El segundo gran error de Yeltsin fue presentarse a un segundo mandato presidencial, cuando él (y todos) tendrían que haber comprendido que no estaba en condiciones de ocupar dicho cargo. Lamentablemente, fue muy fácil convencer a Yeltsin de que sólo él podría evitar la vuelta al poder de los comunistas. El urgente mensaje provino de Washington y era un disparate. Había numerosas alternativas a Yeltsin. Ninguno de estos hombres era ideal y no eran conocidos en Occidente, pero cualquiera de ellos hubiera podido ganar y habría hecho un mejor trabajo que Yeltsin, cuyos últimos años en el cargo alternaron el fracaso con el sinsentido. Para aquellos que recuerdan a Yeltsin en sus mejores años, el contraste suele ser literalmente doloroso.

¿Cómo evaluaría Yeltsin la elección de su sucesor? Tendría que reconocer que Putin representa el fin de la transición postsoviética y es un emblema de liderazgo ruso para los próximos años, si no décadas. ¿Sintió que no tenía una mejor opción, que se había equivocado, o simplemente que las circunstancias habían llevado a Rusia de vuelta a situaciones conocidas?

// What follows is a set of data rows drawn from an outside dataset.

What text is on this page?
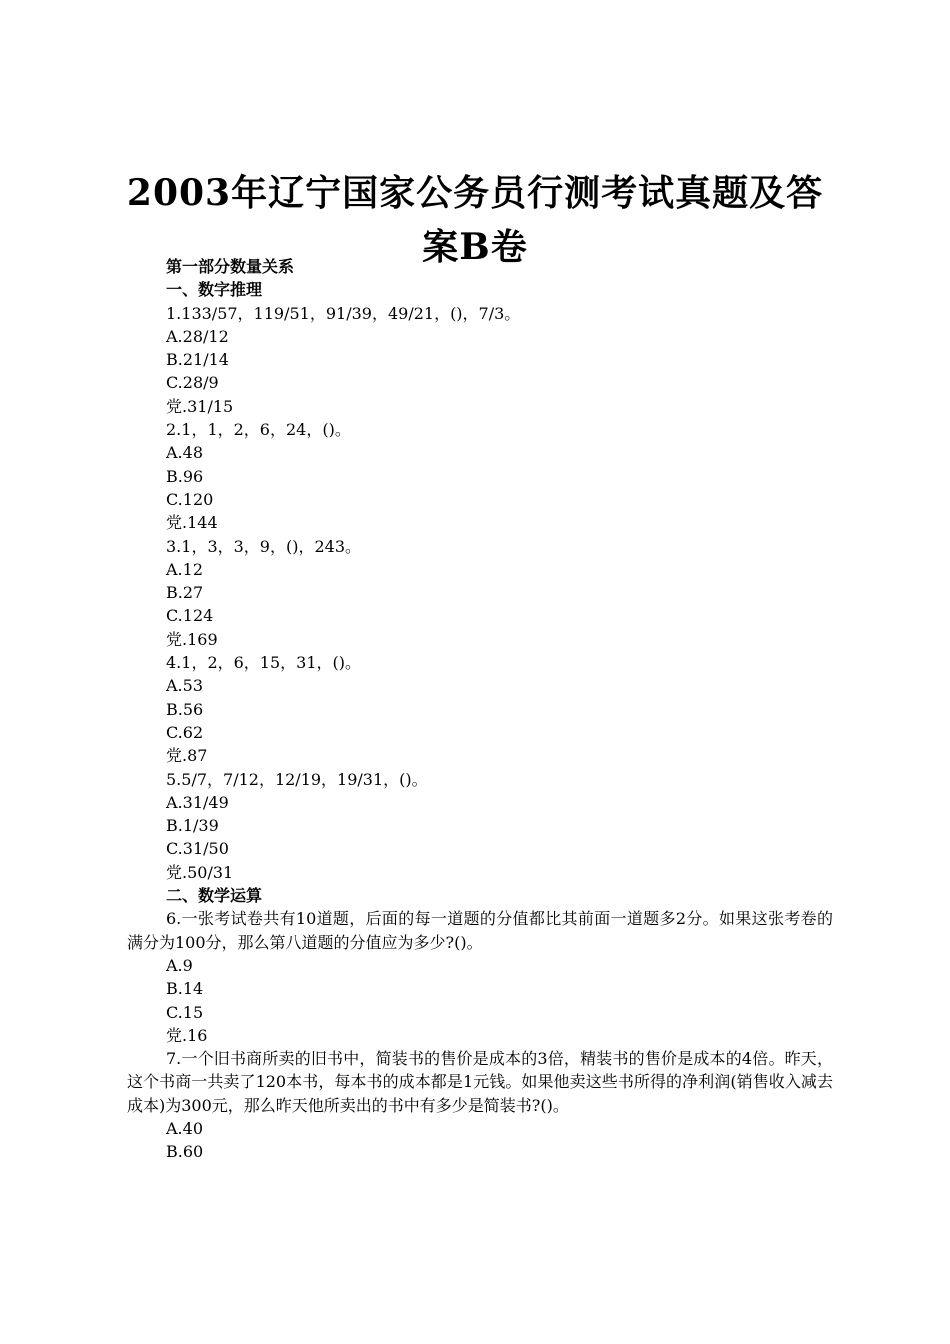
2003年辽宁国家公务员行测考试真题及答案B卷
第一部分数量关系
一、数字推理
1.133/57，119/51，91/39，49/21，()，7/3。
A.28/12
B.21/14
C.28/9
党.31/15
2.1，1，2，6，24，()。
A.48
B.96
C.120
党.144
3.1，3，3，9，()，243。
A.12
B.27
C.124
党.169
4.1，2，6，15，31，()。
A.53
B.56
C.62
党.87
5.5/7，7/12，12/19，19/31，()。
A.31/49
B.1/39
C.31/50
党.50/31
二、数学运算

6.一张考试卷共有10道题，后面的每一道题的分值都比其前面一道题多2分。如果这张考卷的满分为100分，那么第八道题的分值应为多少?()。

A.9
B.14
C.15
党.16

7.一个旧书商所卖的旧书中，简装书的售价是成本的3倍，精装书的售价是成本的4倍。昨天，这个书商一共卖了120本书，每本书的成本都是1元钱。如果他卖这些书所得的净利润(销售收入减去成本)为300元，那么昨天他所卖出的书中有多少是简装书?()。

A.40
B.60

Dado su diverso legado, ¿por qué uno habría de mirar con respeto el liderazgo de Boris Yeltsin? Ante todo, porque fue la antítesis de un Slobodan Milosevic ruso. Todos nos beneficiamos de la labor desempeñada durante los meses críticos de 1991-1992. Además, deberíamos recordarlo por la visión que no pudo concretar. En gran medida, Yeltsin fue un líder ruso que no tenía miedo de las masas. Creía que si, de algún modo, el pueblo ruso podía empoderarse tanto política como económicamente, todo andaría bien. Sólo que no tenía ni la más mínima idea de cómo conseguirlo.

Aleksandr Yakovlev dijo que Gorbachov era demócrata por naturaleza, pero siempre tuvo miedo de la democracia. Por el contrario, Yeltsin por naturaleza no era demócrata, pero no temía a la democracia en su país. No quería movilizar ni coartar, disciplinar o controlar a su pueblo, sino empoderarlo. Aunque fracasó. Yeltsin no pudo materializar su visión en parte porque la tarea era inmensa y, por otra parte, porque muy pocos incluso de las llamadas fuerzas demócratas en Rusia compartían su confianza en la gente. De hecho, es ampliamente conocida la descripción del pueblo ruso que hizo uno de los asistentes más cercanos de Yeltsin en el Kremlin que dijo que era “estiércol de la historia”.

El fracaso es un axioma inevitable de todas las carreras políticas. Ciertamente, Yeltsin fracasó, pero, ¿cuánto tiempo pasará hasta que Rusia vuelva a engendrar a un líder nacional que crea que su pueblo debe ser empoderado en lugar de movilizado?

Wayne Merry fue jefe del departamento de prensa de política interna de la Embajada de los Estados Unidos en Moscú entre 1991 y 1994.